Ed Miliband pushes for net-zero emissions goal ahead of UN summit
EXCLUSIVE: Former Labour leader Ed Miliband has called on the UK Government to build momentum towards the next UN climate summit by enshrining a new net-zero emissions target for 2050.
Prime Minister Theresa May this week evaded a question from Labour’s Shadow Energy Minister Alan Whitehead during Prime Minister’s Questions on whether such a target would be forthcoming, saying only that the UK was “leading the way in relation to dealing with the issue of climate change”.
Speaking exclusively to edie today (21 June), Miliband expressed his dismay at May's response, and urged the Government to set a precedent to other countries by introducing a net-zero target before December’s COP24 summit in Poland.
“It is very important that [BEIS Clean Growth Minister] Claire Perry brings up this question of net-zero,” Miliband said. “I was disappointed by Theresa May’s response in the House of Commons yesterday, but I am not sure it necessarily tells us what the Government is going to do.
“To build momentum towards COP at the end of the year it is really important that the Government moves on net-zero as I do think it will have a domino effect on others. So, I am going to be pushing them. I only got an agreement two years ago from the Government in principle to put net-zero into UK law, but we now need to make that happen.”
Clean Growth Minister Perry announced in April that the Committee on Climate Change (CCC) would be instructed to provide formal advice to the Government on how the UK’s emissions targets should be adjusted to align with its commitments under the Paris Agreement.
Experts claim that a net-zero target is needed to keep the world in line with the Paris Agreement’s goal of a global temperature limited to 1.5C above pre-industrial levels.
Miliband was speaking to edie following a high-profile panel debate he was involved in to discuss progress in the decade since the UK’s 2008 Climate Change Act – the world-leading target which legally binds the UK to emissions reductions by at least 80% from 1990 levels by 2050.

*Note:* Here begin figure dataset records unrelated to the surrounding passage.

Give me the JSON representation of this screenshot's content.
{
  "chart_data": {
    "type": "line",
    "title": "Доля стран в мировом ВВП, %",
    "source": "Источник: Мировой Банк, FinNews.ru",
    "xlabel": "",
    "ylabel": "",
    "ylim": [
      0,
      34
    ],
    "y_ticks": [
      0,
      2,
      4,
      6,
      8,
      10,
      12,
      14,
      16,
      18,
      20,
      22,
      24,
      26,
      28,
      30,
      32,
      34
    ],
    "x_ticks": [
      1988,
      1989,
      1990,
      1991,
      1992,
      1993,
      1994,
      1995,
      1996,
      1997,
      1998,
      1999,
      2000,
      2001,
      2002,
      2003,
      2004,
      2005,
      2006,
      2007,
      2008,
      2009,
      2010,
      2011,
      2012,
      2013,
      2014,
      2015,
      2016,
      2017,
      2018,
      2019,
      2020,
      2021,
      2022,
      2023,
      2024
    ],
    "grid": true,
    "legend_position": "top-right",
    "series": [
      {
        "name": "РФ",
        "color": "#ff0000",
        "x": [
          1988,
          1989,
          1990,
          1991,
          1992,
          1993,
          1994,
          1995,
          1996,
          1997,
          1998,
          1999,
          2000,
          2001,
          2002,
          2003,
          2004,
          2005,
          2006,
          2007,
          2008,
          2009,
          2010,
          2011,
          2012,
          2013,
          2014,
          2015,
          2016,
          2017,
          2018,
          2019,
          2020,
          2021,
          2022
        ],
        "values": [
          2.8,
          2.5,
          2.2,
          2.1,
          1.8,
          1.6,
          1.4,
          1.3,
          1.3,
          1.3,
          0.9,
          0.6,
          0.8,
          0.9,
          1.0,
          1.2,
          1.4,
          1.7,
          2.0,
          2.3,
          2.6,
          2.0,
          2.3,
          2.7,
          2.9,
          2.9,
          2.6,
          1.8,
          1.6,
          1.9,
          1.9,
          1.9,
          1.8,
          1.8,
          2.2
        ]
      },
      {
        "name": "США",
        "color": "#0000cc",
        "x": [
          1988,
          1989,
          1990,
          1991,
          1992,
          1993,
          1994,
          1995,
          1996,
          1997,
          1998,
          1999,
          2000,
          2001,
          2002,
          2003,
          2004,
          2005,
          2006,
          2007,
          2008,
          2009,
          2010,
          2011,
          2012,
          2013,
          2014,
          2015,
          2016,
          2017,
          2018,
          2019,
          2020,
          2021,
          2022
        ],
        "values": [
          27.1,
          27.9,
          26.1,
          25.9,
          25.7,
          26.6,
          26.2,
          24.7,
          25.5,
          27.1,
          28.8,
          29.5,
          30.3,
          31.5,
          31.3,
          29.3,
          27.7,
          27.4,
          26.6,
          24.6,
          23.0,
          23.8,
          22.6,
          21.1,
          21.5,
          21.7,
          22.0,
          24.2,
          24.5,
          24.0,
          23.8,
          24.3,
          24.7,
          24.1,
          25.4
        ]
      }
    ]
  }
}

The Labour MP for Doncaster North – who was lauded for his role as DECC Secretary when that 80% target was introduced – claimed during the debate that the Act has been “ahead of its time”, but admitted this was no longer the case as other countries had pushed forward with greater ambition.
Indeed, just this week, EU negotiators struck a deal which agreed to aim for a net-zero carbon economy “as early as possible”.
Miliband said that a net-zero emissions economy should form part of a ‘Triple Z’ policy suite; also consisting of a zero-carbon vehicles goal ahead of the proposed 2040 target, and a return of the axed zero-carbon homes policy, “as soon as possible”.
Other panellists at the event, organised by Policy Exchange, included Minister Perry, Lib Dem peer Baroness Featherstone and Chris Stark, chief executive of the CCC, which will publish its annual report next week detailing how the UK is progressing towards its legally binding targets.
Currently, UK emissions are down 41% from 1990 levels thanks in part to major reductions in the power industry caused by a phase-out of coal-fired power generation.
Stark hinted that his organisation’s impending document would spell out the need for work in the areas of buildings, agriculture and transport - the latter of which last year overtook power as the UK's most emitting sector.
The Government's Fifth Carbon Budget, covering 2028 to 2032, agrees to reduce emissions by an average of 57% on 1990 levels over the period.
During the panel debate, Perry attempted to alleviate longstanding concerns that the UK will miss its Fourth and Fifth Carbon Budgets in the 2020s and 2030s, citing policy measures set out in the recent Clean Growth Strategy and support from other governmental departments on climate action.
Perry said: “I think cross-government support is becoming much easier, because what everyone has realised is that deep decarbonisation and economic growth are no longer opposing objectives. The green economy is growing far faster than the traditional economy. Crucially, the workforce of the future wants to work for companies that are doing the right thing and growing in a sustainable way with a lighter footprint and innovating and creating solutions for the planet.
“It has become an absolute win-win. So whether you are sitting around the Cabinet table thinking about your portfolio, the one thing you know you need is a strong growing economy to fund your particular service area and people can see the opportunities for the UK in this space.”